Il convient de s’intéresser à une jurisprudence qui a été rendue en avril dernier et qui vient aborder la problématique de l’indemnisation des préjudices extra patrimoniaux lorsque la victime d’un accident de la circulation se retrouve sous le coup d’une liquidation judiciaire.
Se pose comme question la limite du dessaisissement du débiteur et du pouvoir du mandataire liquidateur de venir saisir tous les actifs de son débiteur en ce compris l’indemnisation de l’accident de la route.
Dans cette affaire, Monsieur S avait été victime d'un accident de la circulation dont un tiers avait été déclaré responsable.
Dans la même foulée il avait été malheureusement mis en liquidation judiciaire, Maître H étant désignée liquidateur.
La difficulté est que le mandataire liquidateur a cru bon former des demandes de réparation des préjudices patrimoniaux et extra-patrimoniaux de Monsieur S pour que la liquidation judiciaire encaisse l’indemnisation de ses préjudices et non pas Monsieur S directement.
Le mandataire liquidateur considérait que les droits et actions du débiteur concernant son patrimoine sont exercés pendant toute la durée de la liquidation judiciaire par le liquidateur, et ce dans l’intérêt de la procédure collective et de l’ensemble des créanciers.
Le mandataire liquidateur estimait que les dommages-intérêts qui pourraient être versés à Monsieur S en réparation de ses préjudices extra-patrimoniaux et patrimoniaux avaient vocation à être appréhendés par le liquidateur.
Cependant il convient de distinguer indemnisation des préjudices patrimoniaux et indemnisation des préjudices extra patrimoniaux.

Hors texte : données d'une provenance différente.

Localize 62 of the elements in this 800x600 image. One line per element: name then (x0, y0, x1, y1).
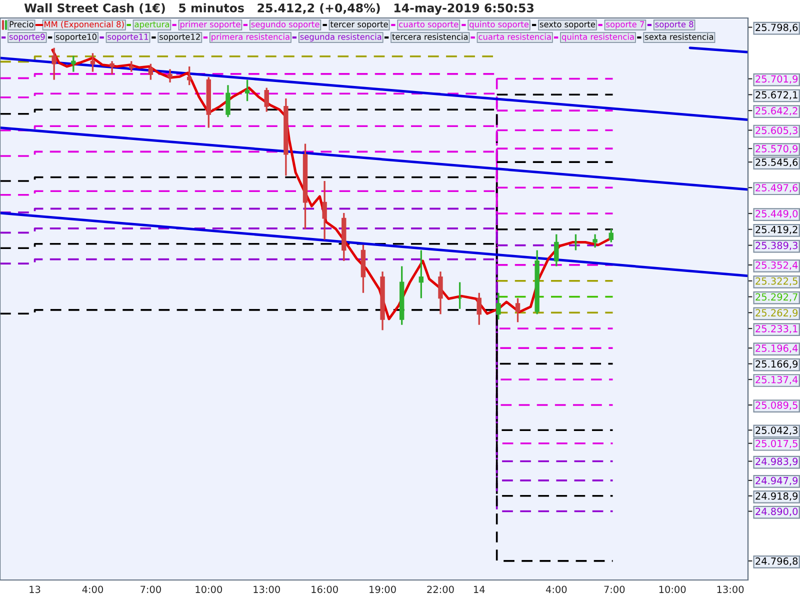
legend-label: soporte 7 (606, 21, 644, 29)
y-tick-label: 25.419,2 (756, 226, 798, 234)
x-tick-label: 4:00 (82, 586, 104, 594)
legend-label: soporte12 (160, 34, 200, 42)
legend-label: quinto soporte (470, 21, 529, 29)
y-tick-label: 25.672,1 (756, 91, 798, 100)
x-tick-label: 19:00 (370, 586, 396, 594)
y-tick-label: 25.233,1 (756, 324, 798, 334)
x-tick-label: 16:00 (312, 586, 338, 594)
y-tick-label: 25.352,4 (756, 261, 798, 270)
legend-label: segundo soporte (251, 21, 320, 29)
y-tick-label: 25.642,2 (756, 107, 798, 116)
y-tick-label: 25.262,9 (756, 309, 798, 318)
legend-label: sexto soporte (540, 22, 596, 29)
legend-label: quinta resistencia (562, 34, 634, 42)
y-tick-label: 25.166,9 (756, 360, 798, 369)
x-tick-label: 14 (474, 586, 485, 593)
y-tick-label: 25.449,0 (756, 210, 798, 218)
y-tick-label: 25.322,5 (756, 277, 798, 286)
x-tick-label: 10:00 (196, 586, 222, 594)
legend-label: segunda resistencia (300, 34, 382, 42)
y-tick-label: 25.042,3 (756, 426, 798, 435)
legend-label: MM (Exponencial 8) (44, 21, 124, 29)
y-tick-label: 24.947,9 (756, 476, 798, 486)
y-tick-label: 25.089,5 (756, 401, 798, 410)
legend-label: soporte11 (108, 34, 148, 42)
legend-label: primera resistencia (212, 34, 290, 42)
legend-label: apertura (134, 22, 169, 29)
y-tick-label: 25.798,6 (756, 24, 798, 32)
y-tick-label: 25.389,3 (756, 242, 798, 250)
legend-label: tercer soporte (330, 22, 388, 29)
y-tick-label: 25.605,3 (756, 126, 798, 136)
x-tick-label: 13:00 (717, 586, 744, 594)
y-tick-label: 25.570,9 (756, 145, 798, 154)
legend-label: soporte 8 (655, 21, 694, 29)
legend-label: soporte10 (56, 34, 97, 42)
x-tick-label: 13 (30, 586, 40, 594)
y-tick-label: 25.545,6 (756, 158, 798, 167)
y-tick-label: 24.983,9 (756, 458, 798, 466)
x-tick-label: 10:00 (659, 586, 686, 594)
y-tick-label: 24.918,9 (756, 492, 798, 501)
y-tick-label: 25.497,6 (756, 184, 798, 192)
y-tick-label: 24.890,0 (756, 508, 798, 516)
x-tick-label: 4:00 (546, 586, 567, 594)
y-tick-label: 25.701,9 (756, 75, 798, 84)
x-tick-label: 7:00 (140, 586, 161, 594)
chart-title: Wall Street Cash (1€) 5 minutos 25.412,2 (+0,48%) 14-may-2019 6:50:53 (24, 3, 534, 15)
legend-label: tercera resistencia (392, 34, 468, 40)
legend-label: cuarto soporte (399, 22, 458, 29)
y-tick-label: 25.017,5 (756, 440, 798, 448)
y-tick-label: 25.196,4 (756, 344, 798, 353)
y-tick-label: 25.137,4 (756, 376, 798, 384)
x-tick-label: 7:00 (604, 586, 625, 594)
y-tick-label: 24.796,8 (756, 557, 798, 566)
legend-label: primer soporte (180, 21, 240, 29)
legend-label: cuarta resistencia (478, 34, 551, 40)
legend-label: soporte9 (9, 34, 45, 42)
x-tick-label: 22:00 (427, 586, 454, 594)
legend-label: sexta resistencia (645, 34, 714, 40)
y-tick-label: 25.292,7 (756, 293, 798, 302)
x-tick-label: 13:00 (254, 586, 280, 594)
legend-label: Precio (10, 21, 34, 28)
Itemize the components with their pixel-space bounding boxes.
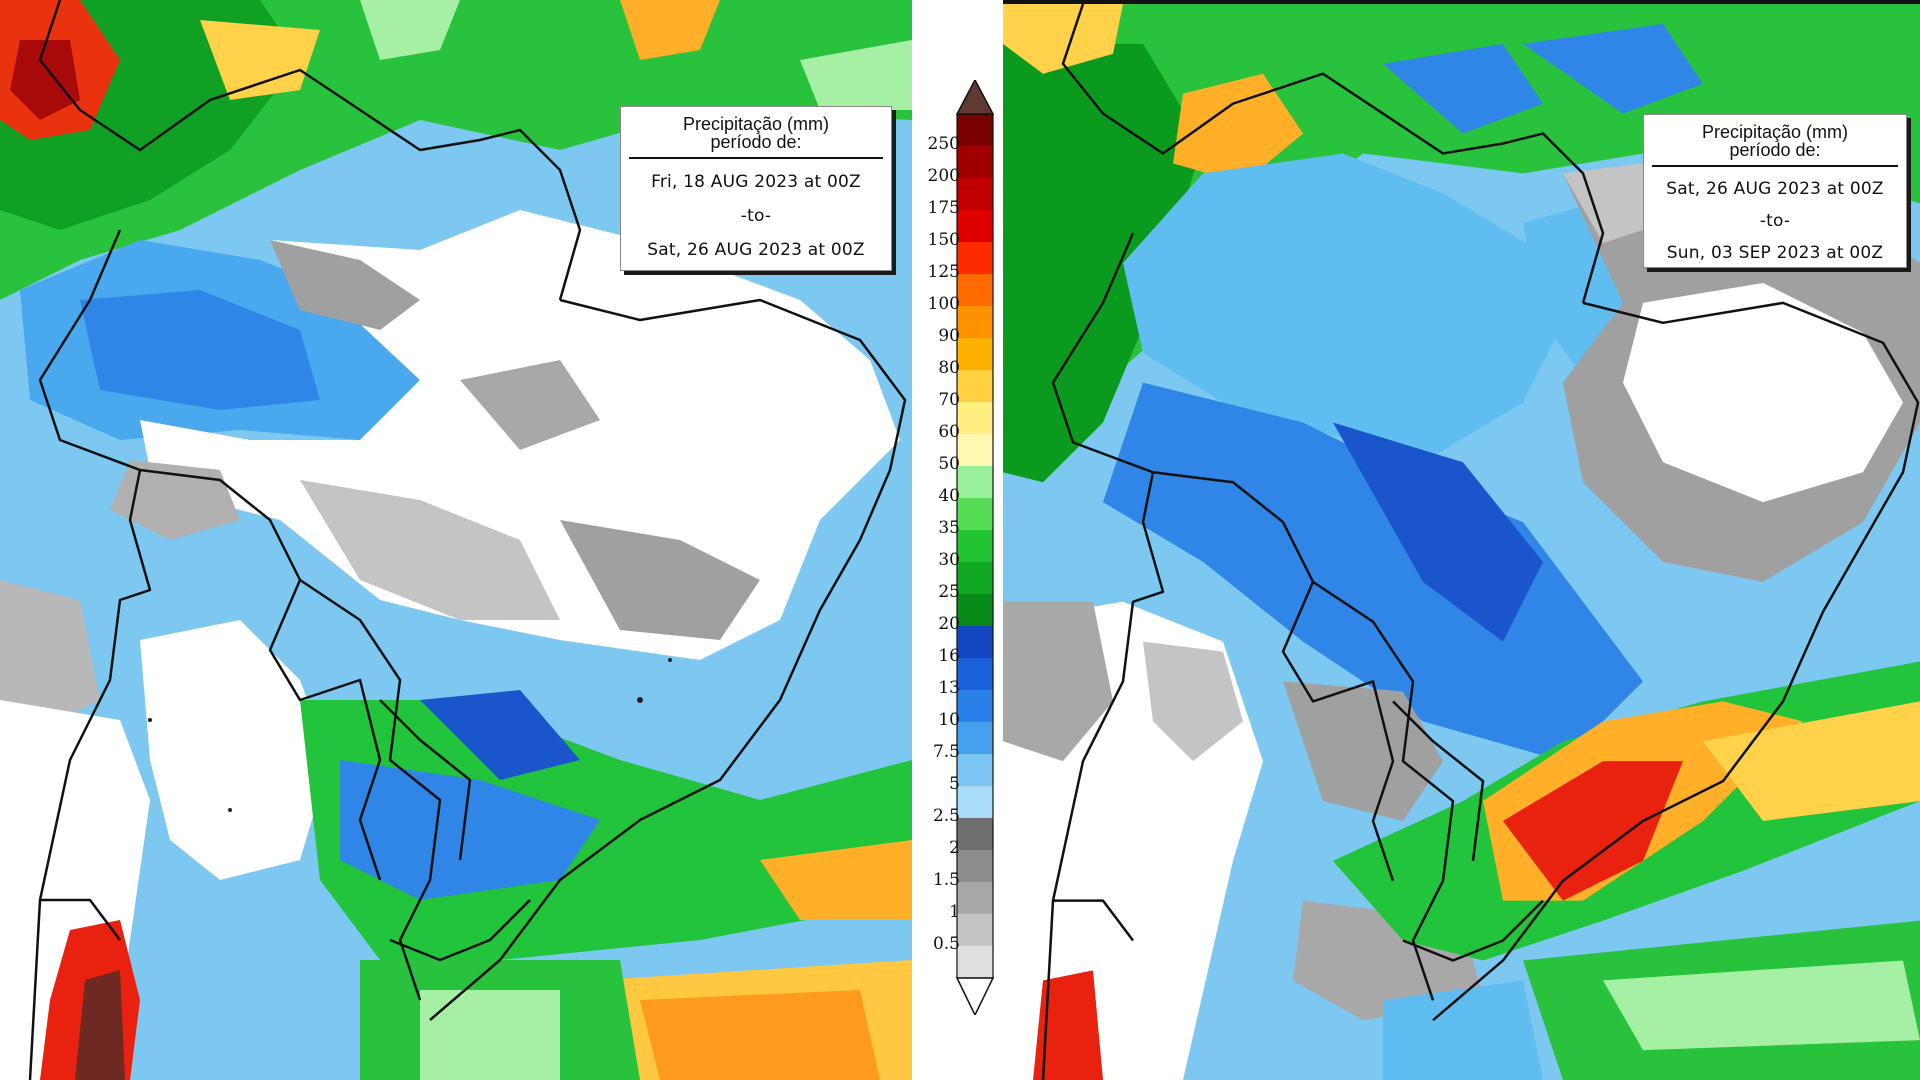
scale-label: 1 [949, 902, 960, 922]
info-to-label: -to- [740, 206, 772, 226]
scale-segment [957, 274, 993, 307]
info-title: Precipitação (mm) [682, 114, 830, 134]
scale-label: 2.5 [932, 806, 960, 826]
scale-segment [957, 306, 993, 339]
info-date-from: Sat, 26 AUG 2023 at 00Z [1666, 179, 1884, 199]
scale-segment [957, 626, 993, 659]
scale-label: 1.5 [932, 870, 960, 890]
scale-label: 5 [949, 774, 960, 794]
info-title: Precipitação (mm) [1701, 122, 1849, 142]
scale-label: 16 [938, 646, 960, 666]
info-divider [629, 157, 883, 159]
info-date-to: Sun, 03 SEP 2023 at 00Z [1666, 243, 1884, 263]
scale-segment [957, 594, 993, 627]
scale-label: 20 [938, 614, 960, 634]
scale-segment [957, 530, 993, 563]
scale-segment [957, 786, 993, 819]
info-to-label: -to- [1759, 211, 1791, 231]
precipitation-map-right [1003, 4, 1920, 1080]
scale-top-arrow [955, 80, 995, 115]
scale-segment [957, 722, 993, 755]
scale-label: 200 [927, 166, 960, 186]
scale-segment [957, 850, 993, 883]
scale-segment [957, 114, 993, 147]
scale-label: 0.5 [932, 934, 960, 954]
scale-label: 250 [927, 134, 960, 154]
scale-segment [957, 146, 993, 179]
scale-segment [957, 658, 993, 691]
scale-label: 100 [927, 294, 960, 314]
scale-label: 10 [938, 710, 960, 730]
map-panel-left: Precipitação (mm) período de: Fri, 18 AU… [0, 0, 912, 1080]
scale-label: 13 [938, 678, 960, 698]
scale-segment [957, 946, 993, 979]
info-divider [1652, 165, 1898, 167]
info-subtitle: período de: [710, 132, 802, 152]
scale-segment [957, 210, 993, 243]
map-panel-right: Precipitação (mm) período de: Sat, 26 AU… [1003, 0, 1920, 1080]
scale-label: 80 [938, 358, 960, 378]
scale-segment [957, 754, 993, 787]
scale-segment [957, 434, 993, 467]
scale-bottom-arrow [955, 977, 995, 1015]
scale-segment [957, 338, 993, 371]
scale-label: 40 [938, 486, 960, 506]
scale-segment [957, 498, 993, 531]
scale-label: 125 [927, 262, 960, 282]
scale-label: 90 [938, 326, 960, 346]
precipitation-color-scale [955, 80, 995, 1015]
scale-label: 25 [938, 582, 960, 602]
scale-segment [957, 242, 993, 275]
scale-segment [957, 562, 993, 595]
info-date-from: Fri, 18 AUG 2023 at 00Z [651, 172, 861, 192]
info-date-to: Sat, 26 AUG 2023 at 00Z [647, 240, 865, 260]
scale-label: 175 [927, 198, 960, 218]
scale-label: 60 [938, 422, 960, 442]
period-info-box-left: Precipitação (mm) período de: Fri, 18 AU… [620, 106, 892, 271]
info-subtitle: período de: [1729, 140, 1821, 160]
scale-segment [957, 178, 993, 211]
period-info-box-right: Precipitação (mm) período de: Sat, 26 AU… [1643, 114, 1907, 268]
scale-segment [957, 402, 993, 435]
scale-label: 50 [938, 454, 960, 474]
scale-segment [957, 914, 993, 947]
scale-label: 35 [938, 518, 960, 538]
scale-label: 7.5 [932, 742, 960, 762]
scale-segment [957, 370, 993, 403]
scale-label: 70 [938, 390, 960, 410]
scale-label: 30 [938, 550, 960, 570]
scale-segment [957, 818, 993, 851]
scale-label: 150 [927, 230, 960, 250]
scale-segment [957, 882, 993, 915]
scale-segment [957, 690, 993, 723]
scale-label: 2 [949, 838, 960, 858]
scale-segment [957, 466, 993, 499]
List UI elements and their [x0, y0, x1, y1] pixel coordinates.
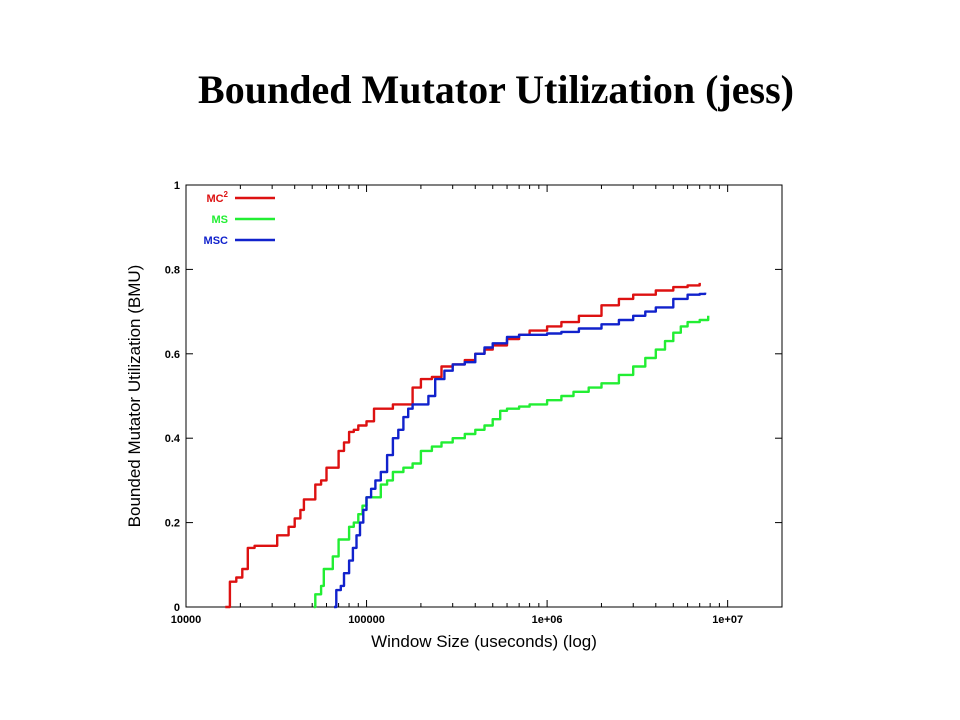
axis-ticks: [185, 184, 783, 608]
x-axis-title: Window Size (useconds) (log): [371, 632, 597, 651]
x-tick-label: 10000: [171, 614, 202, 626]
axis-tick-labels: 10000 100000 1e+06 1e+07 0 0.2 0.4 0.6 0.8 1: [165, 180, 743, 626]
slide-title: Bounded Mutator Utilization (jess): [198, 67, 794, 112]
series-lines: [225, 282, 710, 609]
plot-area-frame: [185, 184, 783, 608]
legend: MC2 MS MSC: [204, 190, 275, 247]
series-line-ms: [313, 315, 710, 609]
series-line-mc: [225, 282, 701, 609]
series-line-msc: [334, 292, 707, 609]
y-tick-label: 0.6: [165, 349, 180, 361]
y-tick-label: 0.4: [165, 433, 181, 445]
x-tick-label: 1e+06: [532, 614, 563, 626]
legend-label: MSC: [204, 235, 229, 247]
x-tick-label: 100000: [348, 614, 385, 626]
legend-label: MC2: [206, 190, 228, 205]
y-tick-label: 1: [174, 180, 180, 192]
y-tick-label: 0: [174, 602, 180, 614]
legend-label: MS: [212, 214, 229, 226]
x-tick-label: 1e+07: [712, 614, 743, 626]
y-tick-label: 0.2: [165, 518, 180, 530]
y-axis-title: Bounded Mutator Utilization (BMU): [125, 265, 144, 528]
y-tick-label: 0.8: [165, 264, 180, 276]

Ces derniers doivent échapper au mandataire liquidateur puisque si l'article L. 641-9 du Code de Commerce précise que le dessaisissement résultant du jugement qui prononce la liquidation judiciaire, ne concerne que les droits et actions portant sur le patrimoine.
Des lors si les actions en responsabilité en vue d'obtenir la réparation d'un préjudice matériel ont vocation à être exercées par le seul liquidateur, il en va autrement lorsqu'il s'agit de réparer un préjudice corporel ou moral que seul le débiteur peut solliciter, même si les dommages et intérêts en résultant ont vocation à être appréhendés par le mandataire liquidateur.
Pour autant, la compagnie d’assurances du tiers responsable avait soulevé, à bon droit, l'irrecevabilité des demandes du mandataire judiciaire à la liquidation judiciaire de Monsieur S relatives aux préjudices extra-patrimoniaux qui avaient vocation à revenir seulement à ce dernier.
La compagnie d’assurance considérait que le mandataire liquidateur sans qualité pour réclamer le paiement d'indemnités au titre du déficit fonctionnel temporaire, des souffrances endurées, du déficit fonctionnel permanent et du préjudice d'agrément.
La Cour de Cassation rejoint l’analyse de la Cour d'Appel et considère qu'ayant constaté que l'action engagée par le liquidateur tendait à obtenir réparation des préjudices résultant du déficit fonctionnel temporaire, des souffrances endurées, du déficit fonctionnel permanent et du préjudice d'agrément de Monsieur S, la cour d'appel en a déduit à bon droit que seul ce dernier pouvait exercer cette action, attachée à sa personne
Cette jurisprudence est intéressante car elle rappelle les limites du dessaisissement, le mandataire liquidateur ne pouvant pas appréhender tous les droits du débiteur.